The studies described above used twitch interpolation to measure neural drive. This involves delivery of an electrical stimulus to contracting muscles and measurement of the resulting "interpolated twitch". To determine what factors determine the amplitude of the interpolated twitch, we implemented a computer model of twitch interpolation. Results of simulations suggest that the amplitude of the twitch is slightly attenuated by antidromic and reflex effects. It was shown that the muscle force and the amplitude of the interpolated twitch become insensitive to changes in neural drive at high forces. Thus real changes in the amplitude of the interpolated twitch may be indicative of large changes in neural drive.

Two final studies explored properties of muscles and tendons, the muscle force actuators.

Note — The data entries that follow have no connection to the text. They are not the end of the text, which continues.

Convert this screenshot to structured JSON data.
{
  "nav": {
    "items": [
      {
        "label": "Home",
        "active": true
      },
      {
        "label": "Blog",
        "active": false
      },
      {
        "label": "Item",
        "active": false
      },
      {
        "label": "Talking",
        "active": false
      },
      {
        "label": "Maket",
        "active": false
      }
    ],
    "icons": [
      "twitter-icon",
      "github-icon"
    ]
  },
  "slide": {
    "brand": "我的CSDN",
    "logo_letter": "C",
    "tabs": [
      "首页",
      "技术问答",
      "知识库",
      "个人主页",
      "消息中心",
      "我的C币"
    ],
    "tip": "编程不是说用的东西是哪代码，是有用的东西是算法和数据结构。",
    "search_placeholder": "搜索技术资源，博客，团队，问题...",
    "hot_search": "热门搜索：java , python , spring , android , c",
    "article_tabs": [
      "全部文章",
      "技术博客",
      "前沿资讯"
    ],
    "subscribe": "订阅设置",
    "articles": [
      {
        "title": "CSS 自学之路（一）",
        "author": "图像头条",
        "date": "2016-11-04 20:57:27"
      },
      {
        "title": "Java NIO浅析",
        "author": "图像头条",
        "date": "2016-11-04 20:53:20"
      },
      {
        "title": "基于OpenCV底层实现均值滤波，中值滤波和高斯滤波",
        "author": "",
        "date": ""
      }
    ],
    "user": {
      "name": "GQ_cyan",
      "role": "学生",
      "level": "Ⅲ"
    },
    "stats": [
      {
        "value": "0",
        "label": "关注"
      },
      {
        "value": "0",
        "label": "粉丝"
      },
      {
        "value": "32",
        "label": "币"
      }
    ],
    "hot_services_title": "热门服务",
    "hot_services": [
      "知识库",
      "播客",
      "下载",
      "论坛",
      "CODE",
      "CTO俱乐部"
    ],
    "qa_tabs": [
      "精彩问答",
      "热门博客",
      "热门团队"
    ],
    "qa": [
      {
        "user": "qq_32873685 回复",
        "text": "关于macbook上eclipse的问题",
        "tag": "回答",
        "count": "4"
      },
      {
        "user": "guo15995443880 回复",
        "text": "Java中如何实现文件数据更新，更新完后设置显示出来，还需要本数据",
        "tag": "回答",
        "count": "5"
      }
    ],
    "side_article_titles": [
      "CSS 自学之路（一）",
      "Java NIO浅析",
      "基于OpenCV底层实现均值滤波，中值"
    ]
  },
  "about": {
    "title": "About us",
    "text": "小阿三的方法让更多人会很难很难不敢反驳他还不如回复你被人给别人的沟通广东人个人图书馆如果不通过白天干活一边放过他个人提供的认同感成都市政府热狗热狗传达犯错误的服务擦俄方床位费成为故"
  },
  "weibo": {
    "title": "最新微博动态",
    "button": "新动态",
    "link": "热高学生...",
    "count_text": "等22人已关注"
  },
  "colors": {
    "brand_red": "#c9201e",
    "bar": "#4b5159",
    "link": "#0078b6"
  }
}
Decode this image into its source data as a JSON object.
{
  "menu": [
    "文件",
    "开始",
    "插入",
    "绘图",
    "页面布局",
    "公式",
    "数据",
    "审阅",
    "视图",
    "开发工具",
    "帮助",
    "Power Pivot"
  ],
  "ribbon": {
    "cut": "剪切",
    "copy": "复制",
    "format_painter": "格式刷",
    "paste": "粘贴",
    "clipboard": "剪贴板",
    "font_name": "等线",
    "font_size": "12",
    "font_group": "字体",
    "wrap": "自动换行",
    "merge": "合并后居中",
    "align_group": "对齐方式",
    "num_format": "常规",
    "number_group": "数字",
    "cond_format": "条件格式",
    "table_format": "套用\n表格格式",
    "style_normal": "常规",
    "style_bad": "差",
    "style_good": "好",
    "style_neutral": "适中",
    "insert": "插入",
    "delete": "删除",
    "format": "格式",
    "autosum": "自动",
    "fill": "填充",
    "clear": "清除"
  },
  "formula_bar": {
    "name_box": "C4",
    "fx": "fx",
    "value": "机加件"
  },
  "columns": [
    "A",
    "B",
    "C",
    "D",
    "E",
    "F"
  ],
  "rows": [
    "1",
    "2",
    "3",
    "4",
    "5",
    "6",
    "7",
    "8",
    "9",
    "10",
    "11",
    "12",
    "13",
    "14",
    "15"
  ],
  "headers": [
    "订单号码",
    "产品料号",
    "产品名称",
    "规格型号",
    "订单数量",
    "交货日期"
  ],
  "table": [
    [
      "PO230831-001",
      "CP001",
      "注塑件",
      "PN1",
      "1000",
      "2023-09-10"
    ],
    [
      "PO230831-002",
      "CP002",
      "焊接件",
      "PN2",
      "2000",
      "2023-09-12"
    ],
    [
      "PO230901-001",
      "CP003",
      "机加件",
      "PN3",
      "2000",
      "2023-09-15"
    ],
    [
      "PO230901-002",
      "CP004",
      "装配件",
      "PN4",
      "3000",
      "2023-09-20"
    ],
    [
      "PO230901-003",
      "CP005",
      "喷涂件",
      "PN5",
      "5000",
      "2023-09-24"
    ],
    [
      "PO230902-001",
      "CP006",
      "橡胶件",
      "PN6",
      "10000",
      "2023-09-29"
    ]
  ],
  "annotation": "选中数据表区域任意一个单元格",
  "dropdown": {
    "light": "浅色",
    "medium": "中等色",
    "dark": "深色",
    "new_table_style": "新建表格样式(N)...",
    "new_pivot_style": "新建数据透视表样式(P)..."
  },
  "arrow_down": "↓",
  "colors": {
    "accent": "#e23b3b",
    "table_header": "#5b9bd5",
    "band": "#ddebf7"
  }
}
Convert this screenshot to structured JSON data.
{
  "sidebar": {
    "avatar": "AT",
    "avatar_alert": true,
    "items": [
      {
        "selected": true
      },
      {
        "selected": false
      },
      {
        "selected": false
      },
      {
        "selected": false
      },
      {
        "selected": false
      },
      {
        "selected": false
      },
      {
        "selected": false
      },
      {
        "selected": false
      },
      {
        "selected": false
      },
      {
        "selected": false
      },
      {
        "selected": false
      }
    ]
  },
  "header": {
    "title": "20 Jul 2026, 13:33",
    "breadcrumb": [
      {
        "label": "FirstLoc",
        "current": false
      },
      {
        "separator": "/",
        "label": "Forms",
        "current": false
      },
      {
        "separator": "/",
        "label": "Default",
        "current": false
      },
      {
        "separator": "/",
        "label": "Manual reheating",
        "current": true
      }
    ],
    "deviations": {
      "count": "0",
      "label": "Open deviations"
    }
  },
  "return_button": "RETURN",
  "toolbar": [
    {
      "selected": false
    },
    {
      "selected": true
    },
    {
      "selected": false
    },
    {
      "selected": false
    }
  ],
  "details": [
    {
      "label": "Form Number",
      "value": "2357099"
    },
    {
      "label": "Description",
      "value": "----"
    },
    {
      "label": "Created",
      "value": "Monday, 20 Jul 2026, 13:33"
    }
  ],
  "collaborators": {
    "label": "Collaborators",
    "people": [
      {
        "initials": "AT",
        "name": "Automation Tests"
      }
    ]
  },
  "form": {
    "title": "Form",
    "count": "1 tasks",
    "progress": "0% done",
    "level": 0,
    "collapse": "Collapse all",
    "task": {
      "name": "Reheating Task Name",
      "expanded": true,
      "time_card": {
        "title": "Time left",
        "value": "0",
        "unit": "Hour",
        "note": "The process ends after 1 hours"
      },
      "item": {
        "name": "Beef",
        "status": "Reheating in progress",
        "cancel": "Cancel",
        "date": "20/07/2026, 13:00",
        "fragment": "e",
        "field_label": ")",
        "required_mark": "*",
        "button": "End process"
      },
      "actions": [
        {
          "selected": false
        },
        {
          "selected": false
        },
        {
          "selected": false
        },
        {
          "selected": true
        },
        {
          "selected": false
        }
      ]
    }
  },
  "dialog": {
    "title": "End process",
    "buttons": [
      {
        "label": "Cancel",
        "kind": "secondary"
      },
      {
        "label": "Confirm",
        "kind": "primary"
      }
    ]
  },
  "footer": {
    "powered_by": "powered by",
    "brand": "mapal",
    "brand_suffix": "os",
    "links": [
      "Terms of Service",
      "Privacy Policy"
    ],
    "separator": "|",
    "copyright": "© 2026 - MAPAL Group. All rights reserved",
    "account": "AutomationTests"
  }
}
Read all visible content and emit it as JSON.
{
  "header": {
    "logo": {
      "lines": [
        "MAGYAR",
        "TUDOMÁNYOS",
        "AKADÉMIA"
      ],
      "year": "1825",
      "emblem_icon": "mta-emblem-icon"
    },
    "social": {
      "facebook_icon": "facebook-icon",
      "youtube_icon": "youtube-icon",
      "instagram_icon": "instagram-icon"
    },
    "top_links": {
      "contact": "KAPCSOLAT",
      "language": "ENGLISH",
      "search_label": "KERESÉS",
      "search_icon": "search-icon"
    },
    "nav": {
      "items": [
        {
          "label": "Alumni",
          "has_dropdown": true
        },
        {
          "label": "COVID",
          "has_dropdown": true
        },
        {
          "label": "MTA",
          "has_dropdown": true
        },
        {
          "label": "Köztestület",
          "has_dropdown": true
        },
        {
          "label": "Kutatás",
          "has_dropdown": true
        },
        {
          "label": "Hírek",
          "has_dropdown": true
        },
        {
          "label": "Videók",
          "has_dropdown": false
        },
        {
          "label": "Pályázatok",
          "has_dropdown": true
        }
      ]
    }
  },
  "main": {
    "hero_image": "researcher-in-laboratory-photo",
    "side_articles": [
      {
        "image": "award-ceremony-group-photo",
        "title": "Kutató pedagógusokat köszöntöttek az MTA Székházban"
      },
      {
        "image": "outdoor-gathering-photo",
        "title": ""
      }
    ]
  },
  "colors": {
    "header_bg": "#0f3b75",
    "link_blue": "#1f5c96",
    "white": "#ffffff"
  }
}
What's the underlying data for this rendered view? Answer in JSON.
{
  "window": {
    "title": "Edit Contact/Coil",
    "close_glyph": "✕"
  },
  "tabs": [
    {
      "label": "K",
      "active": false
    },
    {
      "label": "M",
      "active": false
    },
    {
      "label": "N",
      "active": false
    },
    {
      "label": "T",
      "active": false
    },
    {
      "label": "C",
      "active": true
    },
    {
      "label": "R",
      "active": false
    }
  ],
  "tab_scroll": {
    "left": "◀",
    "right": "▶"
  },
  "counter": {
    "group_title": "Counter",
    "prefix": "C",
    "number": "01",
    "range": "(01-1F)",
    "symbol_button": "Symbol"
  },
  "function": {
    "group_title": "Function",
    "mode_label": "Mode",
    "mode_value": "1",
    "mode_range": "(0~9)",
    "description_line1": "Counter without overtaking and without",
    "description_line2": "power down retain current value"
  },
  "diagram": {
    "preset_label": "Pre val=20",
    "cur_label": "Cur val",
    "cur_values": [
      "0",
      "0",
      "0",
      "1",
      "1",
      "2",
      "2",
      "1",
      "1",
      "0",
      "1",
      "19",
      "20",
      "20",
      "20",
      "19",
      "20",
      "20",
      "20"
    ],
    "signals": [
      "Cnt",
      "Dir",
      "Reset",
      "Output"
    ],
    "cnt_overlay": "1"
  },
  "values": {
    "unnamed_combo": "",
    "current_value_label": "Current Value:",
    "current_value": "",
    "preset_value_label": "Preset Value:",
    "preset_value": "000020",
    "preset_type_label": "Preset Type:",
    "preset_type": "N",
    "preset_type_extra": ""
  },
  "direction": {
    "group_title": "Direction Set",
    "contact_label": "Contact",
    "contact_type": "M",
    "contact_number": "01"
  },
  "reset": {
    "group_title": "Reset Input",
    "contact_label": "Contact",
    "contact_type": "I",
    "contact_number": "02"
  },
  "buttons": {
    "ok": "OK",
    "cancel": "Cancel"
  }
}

In the first, ultrasonography was used to systematically map changes in pennation of human brachialis muscle fibres in vivo. It was found that the brachialis muscle undergoes large increases in pennation with even weak contractions, particularly at short lengths. This influences the capacity of muscle fibres to generate torques. There was no change in pennation of the relaxed muscle with changes in_joint angle, suggesting that the muscle may be slack at rest. This would limit the capacity of brachialis muscle afferents to sense joint displacements when the muscle is relaxed.

In the final study, ultrasonography was used to measure changes in the length of muscle fascicles in two human lower limb muscles in vivo. Length changes in muscle fascicles were much smaller than the change in origin-to-insertion distance. This was interpreted to mean that much of the change in length is taken up by a change in the length of the tendons. Tendon compliance, like slack in muscles, reduces the capacity of resting muscles to "sense" joint displacement.